As the Trump administration moves slowly toward reuniting refugee parents and children, we are hearing reunification stories from the front lines. Accounts from families, journalists, activists, political leaders and clinicians tell of the enormous distress that refugee children and parents have endured.
A Honduran father reunited with his 3-year-old son after three months said: “He just kept looking at me, crying. He wouldn’t talk to me.” The boy won’t let anyone except his father hold him. It has been difficult to gain his trust as it was before. His son felt that he was abandoned.
A mother reunited with her two sons, ages 7 and 11, after a month said the boys don’t leave her side. They keep asking their mother to hold them for fear that immigration officers will take them away again.
Versions of these stories will be enacted by countless refugee families who fell under the “zero tolerance” and “family separation” policies that ripped children from their parents at the border. As more reports come out, we will truly know the scale of damage wrought by a policy as inexplicable as it was heartless. These families are facing a mental health crisis.
Not only young children will show the ill effects of separation and detention. Children of all ages have suffered in different ways depending on age, health and the conditions of separation and detention. But younger children will not grasp why this happened to them as well as older children. Their young minds cannot comprehend immigration policy and enforcement. They’ll ask, “What did I do?” or “Why did my mommy or daddy leave me?”
It is self-centered thinking; it’s what young children do. All children, younger and older, will show behavioral and emotional reactions: bed-wetting, nightmares and night terrors, clinging, mistrust, nervousness, defiance, opposition, depression, somatic complaints, separation anxiety, fears of new people and places — just about every known symptom of post-traumatic stress, depression and disrupted attachments.
The damage inflicted by the policy and practice of separating families under such chaotic and punitive circumstances will take a long time to heal and be treated. Now that the damage is done, we bear the responsibility of fixing the damaged family bonds and the psychological traumas of children and parents. As two experienced mental health researchers and practitioners, we know how these children and parents will appear in our schools and clinics. Fortunately, competent contemporary mental health practices can help repair these broken lives.
The process starts with screening children and parents to identify those most harmed and most in need. Screening helps answer these questions: Who are the ones most troubled? Who are the ones showing the most disturbance? Which ones had a health or mental health problem now exacerbated by separation?

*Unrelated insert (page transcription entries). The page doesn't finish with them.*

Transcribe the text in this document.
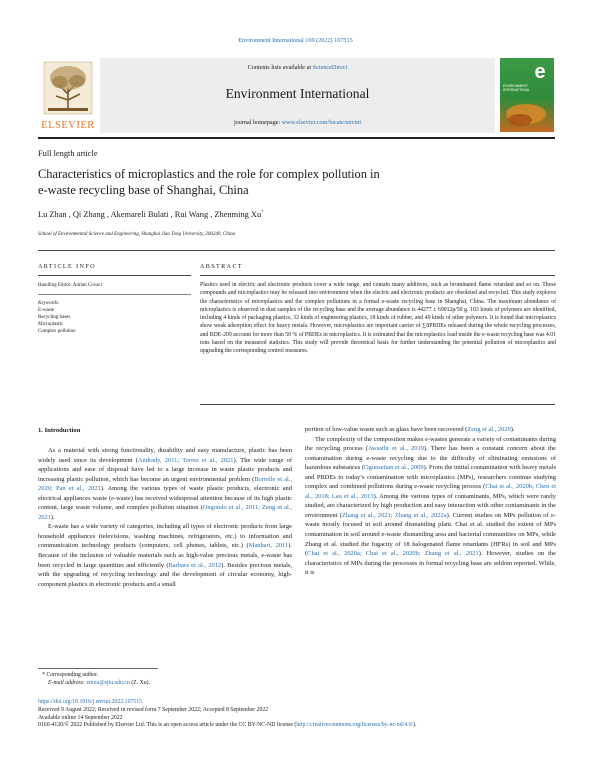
Environment International 169 (2022) 107515
ELSEVIER
Contents lists available at ScienceDirect
Environment International
journal homepage: www.elsevier.com/locate/envint
e
ENVIRONMENT INTERNATIONAL
Full length article
Characteristics of microplastics and the role for complex pollution in
e-waste recycling base of Shanghai, China
Lu Zhan , Qi Zhang , Akemareli Bulati , Rui Wang , Zhenming Xu*
School of Environmental Science and Engineering, Shanghai Jiao Tong University, 200240, China
ARTICLE INFO	ABSTRACT
Handling Editor: Adrian Covaci
Keywords:
E-waste
Recycling bases
Microplastic
Complex pollution
Plastics used in electric and electronic products cover a wide range, and contain many additives, such as brominated flame retardant and so on. These compounds and microplastics may be released into environment when the electric and electronic products are obsoleted and recycled. This study explores the characteristics of microplastics and the complex pollutions in a formal e-waste recycling base in Shanghai, China. The maximum abundance of microplastics is observed in dust samples of the recycling base and the average abundance is 44277 ± 69012p/50 g. 103 kinds of polymers are identified, including 4 kinds of packaging plastics, 32 kinds of engineering plastics, 18 kinds of rubber, and 49 kinds of other polymers. It is found that microplastics show weak adsorption effect for heavy metals. However, microplastics are important carrier of ∑8PBDEs released during the whole recycling processes, and BDE-209 account for more than 50 % of PBDEs in microplastics. It is estimated that the microplastics load inside the e-waste recycling base was 4.01 tons based on the measured statistics. This study will provide theoretical basis for further understanding the potential pollution of microplastics and upgrading the corresponding control measures.
1. Introduction

As a material with strong functionality, durability and easy manufacture, plastic has been widely used since its development (Andrady, 2011; Torres et al., 2021). The wide range of applications and ease of disposal have led to a large increase in waste plastic products and increasing plastic pollution, which has become an urgent environmental problem (Borrelle et al., 2020; Pan et al., 2021). Among the various types of waste plastic products, electronic and electrical appliances waste (e-waste) has received widespread attention because of its high plastic content, large waste volume, and complex pollution situation (Ongondo et al., 2011; Zeng et al., 2021).

E-waste has a wide variety of categories, including all types of electronic products from large household appliances (televisions, washing machines, refrigerators, etc.) to information and communication technology products (computers, cell phones, tablets, etc.) (Manhart, 2011). Because of the inclusion of valuable materials such as high-value precious metals, e-waste has been recycled in large quantities and efficiently (Barbara et al., 2012). Besides precious metals, with the upgrading of recycling technology and the development of circular economy, high-component plastics in electronic products and a small

portion of low-value waste such as glass have been recovered (Zeng et al., 2020).

The complexity of the composition makes e-wastes generate a variety of contaminants during the recycling process (Awasthi et al., 2019). There has been a constant concern about the contamination during e-waste recycling due to the difficulty of eliminating emissions of hazardous substances (Ogunseitan et al., 2009). From the initial contamination with heavy metals and PBDEs to today’s contamination with microplastics (MPs), researchers continue studying complex and combined pollutions during e-waste recycling process (Chai et al., 2020b; Chen et al., 2018; Lau et al., 2013). Among the various types of contaminants, MPs, which were rarely studied, are characterized by high production and easy interaction with other contaminants in the environment (Zhang et al., 2021; Zhang et al., 2022a). Current studies on MPs pollution of e-waste mostly focused in soil around dismantling plant. Chai et al. studied the extent of MPs contamination in soil around e-waste dismantling area and bacterial communities on MPs, while Zhang et al. studied the fugacity of 18 halogenated flame retardants (HFRs) in soil and MPs (Chai et al., 2020a; Chai et al., 2020b; Zhang et al., 2021). However, studies on the characteristics of MPs during the processes in formal recycling base are seldom reported. While, it is

* Corresponding author.
E-mail address: zmxu@sjtu.edu.cn (Z. Xu).
https://doi.org/10.1016/j.envint.2022.107515
Received 9 August 2022; Received in revised form 7 September 2022; Accepted 8 September 2022
Available online 14 September 2022
0160-4120/© 2022 Published by Elsevier Ltd. This is an open access article under the CC BY-NC-ND license (http://creativecommons.org/licenses/by-nc-nd/4.0/).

Good clinical screening with valid instruments and skilled clinical observations will certainly help us make these distinctions.
Screening should be followed by a full assessment, in which multiple clinicians collect and evaluate more details to make sure nothing is missed. Together, members of this team will recommend the treatment. How do we repair the trauma of the child? How do we treat the “odd” or regressed behavior the child is showing, like the cases above? What is the best treatment for the parents’ mental health reactions?
These are the next steps that our nation must take to undo the damage that has been done. There’s much that state leaders and Congress can do. States can work with nonprofits that can provide the mental health services that will initiate this healing process. But they must be cautious: The same organizations that imprisoned children and parents cannot screen, assess and provide treatment. These families need people and services they can trust and that won’t hurt them. Congress can move swiftly to release funds so that they reach every town, every social service agency in our country.
None of this can be done or done well until families are together and children securely in their parents’ arms. The children, like the 3-year-old boy, deserve our attention and care. We owe it to them, and we owe it now. We must earn their trust.
Octavio Martinez, Jr. is a psychiatrist and executive director of the Hogg Foundation for Mental Health at The University of Texas at Austin. Luis H. Zayas is a clinical social worker and dean of the Steve Hicks School of Social Work at The University of Texas at Austin.
This opinion piece was produced for Texas Perspectives and represents the views of the author, not of The University of Texas at Austin or the Steve Hicks School of Social Work. A version appeared in the Houston Chronicle.